Press Releases

Washington, D.C. – U.S. Senate Republican Leader Mitch McConnell made the following remarks on the Senate floor Tuesday regarding the Senate vote on the nomination of Caitlin Halligan to the U.S. Court of Appeals for the D.C. Circuit:

“Today the Senate will vote on the nomination of Caitlin Halligan to the U.S. Court of Appeals for the D.C. Circuit. I will be opposing the nominee. I’d like to explain why.
 
“First and foremost is Ms. Halligan’s record of advocacy for an activist view of the judiciary, and a legal career that leads any reasonable person to conclude that she would bring that activism to the court. As I’ve said many times before, the proper role of a judge is that of the impartial arbiter who gives everybody a fair shake under the law. The role of a judge in our system, in other words, is to determine what the law says, not what they or anybody else wants it to.
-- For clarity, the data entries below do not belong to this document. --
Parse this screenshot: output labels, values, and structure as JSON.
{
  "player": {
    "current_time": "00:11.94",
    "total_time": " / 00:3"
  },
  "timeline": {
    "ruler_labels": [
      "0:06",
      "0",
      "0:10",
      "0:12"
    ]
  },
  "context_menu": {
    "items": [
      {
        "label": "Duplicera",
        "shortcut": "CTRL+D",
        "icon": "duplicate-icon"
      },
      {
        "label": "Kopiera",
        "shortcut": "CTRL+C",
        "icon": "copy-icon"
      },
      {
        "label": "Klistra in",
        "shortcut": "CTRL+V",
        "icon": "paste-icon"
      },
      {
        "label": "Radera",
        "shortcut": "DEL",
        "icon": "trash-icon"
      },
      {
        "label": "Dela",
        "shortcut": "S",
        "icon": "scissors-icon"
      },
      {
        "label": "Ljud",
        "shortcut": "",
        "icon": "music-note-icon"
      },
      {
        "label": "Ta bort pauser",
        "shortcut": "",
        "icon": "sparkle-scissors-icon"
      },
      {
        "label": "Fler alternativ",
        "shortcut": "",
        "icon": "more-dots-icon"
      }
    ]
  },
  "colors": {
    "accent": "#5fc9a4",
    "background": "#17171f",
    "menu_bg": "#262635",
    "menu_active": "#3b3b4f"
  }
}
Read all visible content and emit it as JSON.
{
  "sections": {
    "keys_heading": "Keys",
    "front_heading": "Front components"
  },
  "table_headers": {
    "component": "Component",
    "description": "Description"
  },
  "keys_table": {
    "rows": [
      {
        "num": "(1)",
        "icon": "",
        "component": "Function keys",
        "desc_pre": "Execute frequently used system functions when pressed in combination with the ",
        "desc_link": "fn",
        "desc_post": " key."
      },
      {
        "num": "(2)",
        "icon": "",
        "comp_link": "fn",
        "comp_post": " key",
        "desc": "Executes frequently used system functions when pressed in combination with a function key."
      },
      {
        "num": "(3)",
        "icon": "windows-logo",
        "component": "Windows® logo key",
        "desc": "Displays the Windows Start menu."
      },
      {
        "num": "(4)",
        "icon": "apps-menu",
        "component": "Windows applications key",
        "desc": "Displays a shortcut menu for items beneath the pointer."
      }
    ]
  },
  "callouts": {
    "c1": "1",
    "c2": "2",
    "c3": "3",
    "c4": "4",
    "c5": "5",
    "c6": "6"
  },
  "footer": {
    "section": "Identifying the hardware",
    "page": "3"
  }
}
“Yet looking over Ms. Halligan’s record, it’s pretty clear that she doesn’t share that view. In Ms. Halligan’s view, the courts aren’t so much a forum for the even-handed application of the law as a place where a judge can work out his or her own idea of what society should look like. As she once put it, the courts are a means to achieve ‘social progress’, with judges presumably writing the script.
 
“Well, my own view is that if the American people want to change the law, then they’ve got elected representatives to do that, accountable to them. This also happens to be how the Founders intended it.  And it’s what the American people expect of their judges: fair, impartial arbiters. But that’s not what they would get from a Judge Halligan.
 
“How do we know this?
 
“Well, it’s true that like many of this President’s other judicial nominees, Ms. Halligan repudiated President Obama’s own oft-stated ‘empathy standard’ for choosing judges, and disclaimed an activist bent in her confirmation hearing.  But her record belies this now-familiar confirmation conversion.
 
“Let’s just take a quick look at her record to see what it does suggest about the kind of judge she’d be.
 
“On the Second Amendment:  As solicitor general of New York, Ms. Halligan advanced the dubious legal theory that those who make firearms should be liable for third parties who misuse them criminally. The state court in New York rejected the theory, noting that it had never recognized such a novel claim. Moreover, the court called what Ms. Halligan wanted it to do to manufacturers of a legal product ‘legally inappropriate.’

“Let me say that again, the New York appellate court termed Ms. Halligan’s activist and novel legal theory to be ‘legally inappropriate.’ The Congress passed legislation on a wide, bipartisan basis to stop these sorts of lawsuits because they were an abuse of the legal process.

“Undeterred, Ms. Halligan then chose to file an amicus brief in the Second Circuit Court of Appeals in another frivolous case against firearms manufacturers. Not surprisingly, she lost that case, too.
 
“On enemy combatants:  In 2005, the U.S. Supreme Court ruled, in Hamdi v. Rumsfeld, that the President has the legal authority to detain as enemy combatants individuals who are associated with AQ.  Yet despite this ruling, Ms. Halligan filed an amicus brief years later arguing that the President did not possess this legal authority.
 
“On abortion:  Ms. Halligan filed an amicus brief in the U.S. Supreme Court arguing that pro-life protestors had engaged in ‘extortion’ within the meaning of federal law.  The Supreme Court roundly rejected this legal theory, 8-1.
 
“On immigration: Ms. Halligan chose to file an amicus brief in the Supreme Court arguing that the National Labor Relations Board should have the legal authority to grant back pay to illegal aliens, even though federal law prohibits illegal aliens from working in the United States in the first place. Fortunately the court sided with the law and disagreed with Ms. Halligan on that legal theory, too.

“The point here is that even in cases where the law was perfectly clear, or the courts had already spoken, including the Supreme Court, Ms. Halligan chose to get involved anyway, using arguments that had already been rejected either by the courts, the legislature, or, in the case of frivolous claims against the gun manufacturers, by both.
 
“In other words, Ms. Halligan has time and again sought to push her own views over and above those of the courts or those of the people, as reflected in the law. Ms. Halligan’s record strongly suggests that she wouldn’t view a seat on the U.S. Appeals Court as an opportunity to adjudicate, even-handedly, disputes between parties based on the law, but instead as an opportunity to put her thumb on the scale in favor of whatever individual or group or cause she happens to believe in.

“We shouldn’t be putting activists on the bench.
 
“I have nothing against this nominee personally.

“I just believe, as I think most other Americans do, that we should be putting people on the bench who are committed to an even-handed interpretation of the law, so everyone who walks into a courtroom knows he or she will have a fair shake. In my view, Ms. Halligan is not such a nominee.
 
“On the contrary, based on her record and her past statements, I think she would use the court to put her activist judicial philosophy into practice, and for that reason alone she shouldn’t be confirmed. So I’ll be voting against cloture on this nomination. I urge my colleagues to do the same.”